Ranieri

Partigiano Facio, il rovescio della medaglia

l'Unità del 13/02/2007

di Andrea Ranieri  

Giorgio Napolitano ci ricordava, nel giorno della memoria delle foibe, quanta verità stava o è stata occultata dagli ideologismi, dalle contrapposizioni frontali e aprioristiche, da un presente politico vissuto come duro contrasto col nemico, invece che come confronto e dialogo fra avversari che si riconoscono in un comune orizzonte democratico. E, come spesso, mi sento di aggiungere un malinteso senso di identità, che nel passato cerca radici indiscutibili e immutabili, porti ad occultare, o per lo meno a ridimensionare, quanto di inumanità e di ingiustizia sia stato presente anche fra le fila di chi della umanità e della giustizia aveva fatto la propria bandiera.

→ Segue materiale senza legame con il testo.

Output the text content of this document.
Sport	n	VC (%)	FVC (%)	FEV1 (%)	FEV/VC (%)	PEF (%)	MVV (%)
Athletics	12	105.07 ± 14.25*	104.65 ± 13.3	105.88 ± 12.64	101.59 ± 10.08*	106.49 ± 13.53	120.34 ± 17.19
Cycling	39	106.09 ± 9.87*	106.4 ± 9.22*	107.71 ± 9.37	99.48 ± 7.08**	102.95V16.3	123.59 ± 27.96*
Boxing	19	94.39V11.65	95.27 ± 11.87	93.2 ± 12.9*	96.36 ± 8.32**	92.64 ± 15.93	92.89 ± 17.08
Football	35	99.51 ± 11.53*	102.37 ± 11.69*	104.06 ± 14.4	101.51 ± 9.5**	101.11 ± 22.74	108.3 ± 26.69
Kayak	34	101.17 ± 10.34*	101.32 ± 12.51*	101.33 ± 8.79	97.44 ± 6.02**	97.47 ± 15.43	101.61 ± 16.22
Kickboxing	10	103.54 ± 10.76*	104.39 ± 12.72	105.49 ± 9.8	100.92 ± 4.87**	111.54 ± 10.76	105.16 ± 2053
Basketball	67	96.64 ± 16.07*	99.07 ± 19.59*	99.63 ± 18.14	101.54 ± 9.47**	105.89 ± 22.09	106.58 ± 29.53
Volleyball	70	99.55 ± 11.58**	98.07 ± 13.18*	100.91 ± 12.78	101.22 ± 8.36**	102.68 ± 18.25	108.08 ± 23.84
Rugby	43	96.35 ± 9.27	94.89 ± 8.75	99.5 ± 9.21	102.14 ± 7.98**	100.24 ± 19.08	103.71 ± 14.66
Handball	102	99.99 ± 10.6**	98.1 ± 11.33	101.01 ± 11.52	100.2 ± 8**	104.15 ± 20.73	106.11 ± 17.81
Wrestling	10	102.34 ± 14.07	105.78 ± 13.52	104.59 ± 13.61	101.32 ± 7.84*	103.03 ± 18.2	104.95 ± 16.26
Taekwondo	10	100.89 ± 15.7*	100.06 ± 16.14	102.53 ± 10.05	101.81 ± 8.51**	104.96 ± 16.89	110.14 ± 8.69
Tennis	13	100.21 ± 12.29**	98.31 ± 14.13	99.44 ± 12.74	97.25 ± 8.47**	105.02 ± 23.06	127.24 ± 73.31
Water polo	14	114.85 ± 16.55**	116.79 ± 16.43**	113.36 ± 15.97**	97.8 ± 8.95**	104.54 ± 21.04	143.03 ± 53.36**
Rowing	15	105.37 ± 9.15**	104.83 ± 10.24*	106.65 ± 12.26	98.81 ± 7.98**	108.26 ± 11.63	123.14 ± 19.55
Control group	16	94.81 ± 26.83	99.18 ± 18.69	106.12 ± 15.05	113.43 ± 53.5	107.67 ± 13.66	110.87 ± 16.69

E come spesso questo continuismo acritico abbia imbalsamato la storia e la memoria, occultato o «revisionato» arbitrariamente fatti e verità, e ancor peggio fatto uscire di scena persone la cui vicenda potrebbe parlare ancora oggi della grandezza di quei valori per cui una generazione di giovani salì sui monti per il riscatto dell'Italia.

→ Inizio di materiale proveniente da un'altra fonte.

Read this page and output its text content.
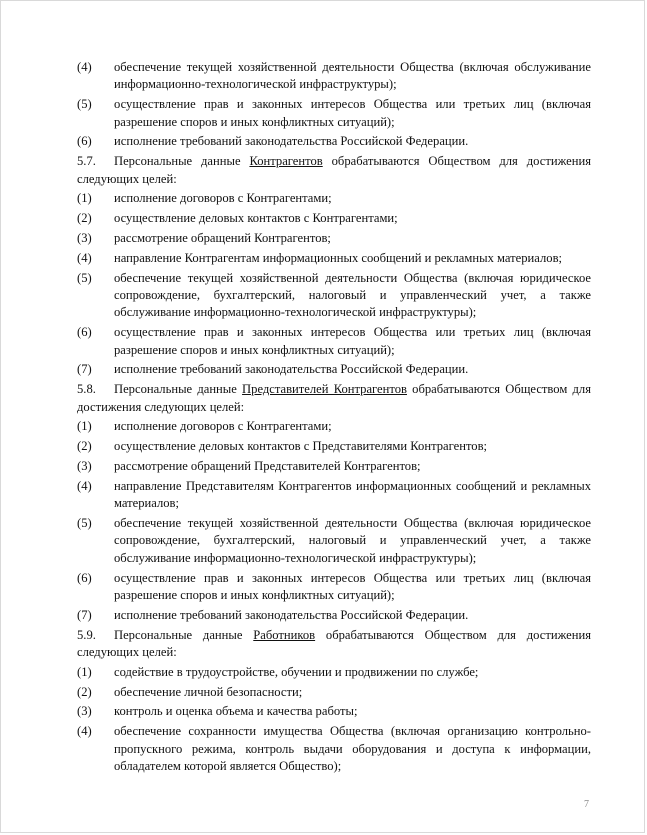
(4) обеспечение текущей хозяйственной деятельности Общества (включая обслуживание информационно-технологической инфраструктуры);
(5) осуществление прав и законных интересов Общества или третьих лиц (включая разрешение споров и иных конфликтных ситуаций);
(6) исполнение требований законодательства Российской Федерации.
5.7. Персональные данные Контрагентов обрабатываются Обществом для достижения следующих целей:
(1) исполнение договоров с Контрагентами;
(2) осуществление деловых контактов с Контрагентами;
(3) рассмотрение обращений Контрагентов;
(4) направление Контрагентам информационных сообщений и рекламных материалов;
(5) обеспечение текущей хозяйственной деятельности Общества (включая юридическое сопровождение, бухгалтерский, налоговый и управленческий учет, а также обслуживание информационно-технологической инфраструктуры);
(6) осуществление прав и законных интересов Общества или третьих лиц (включая разрешение споров и иных конфликтных ситуаций);
(7) исполнение требований законодательства Российской Федерации.
5.8. Персональные данные Представителей Контрагентов обрабатываются Обществом для достижения следующих целей:
(1) исполнение договоров с Контрагентами;
(2) осуществление деловых контактов с Представителями Контрагентов;
(3) рассмотрение обращений Представителей Контрагентов;
(4) направление Представителям Контрагентов информационных сообщений и рекламных материалов;
(5) обеспечение текущей хозяйственной деятельности Общества (включая юридическое сопровождение, бухгалтерский, налоговый и управленческий учет, а также обслуживание информационно-технологической инфраструктуры);
(6) осуществление прав и законных интересов Общества или третьих лиц (включая разрешение споров и иных конфликтных ситуаций);
(7) исполнение требований законодательства Российской Федерации.
5.9. Персональные данные Работников обрабатываются Обществом для достижения следующих целей:
(1) содействие в трудоустройстве, обучении и продвижении по службе;
(2) обеспечение личной безопасности;
(3) контроль и оценка объема и качества работы;
(4) обеспечение сохранности имущества Общества (включая организацию контрольно-пропускного режима, контроль выдачи оборудования и доступа к информации, обладателем которой является Общество);
7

È il caso di Dante Castellucci, nome di battaglia «Facio», giovane calabrese partigiano nel parmense, la cui storia ci ha raccontato in un bel libro edito da Donzelli, e di cui l'Unità ha già dato notizia, Carlo Spartaco Capogreco. Sento la necessità di riparlarne perché la storia che quel libro racconta è stata parte importante della vita di mio padre e della mia, e perché alla fine vorrei fare una proposta, per riparare a un torto, per rimettere in sintonia la verità «ufficiale» con la verità della storia.

Il piombo e l'argento è il titolo del libro. L'argento è il metallo di cui è fatta la medaglia alla memoria. Il piombo è quello che mise fine alla vita di un comandante partigiano comunista ancora oggi leggendario per la gente di Zeri e della Lunigiana e per chi nel Parmense ha vissuto e studiato la Resistenza.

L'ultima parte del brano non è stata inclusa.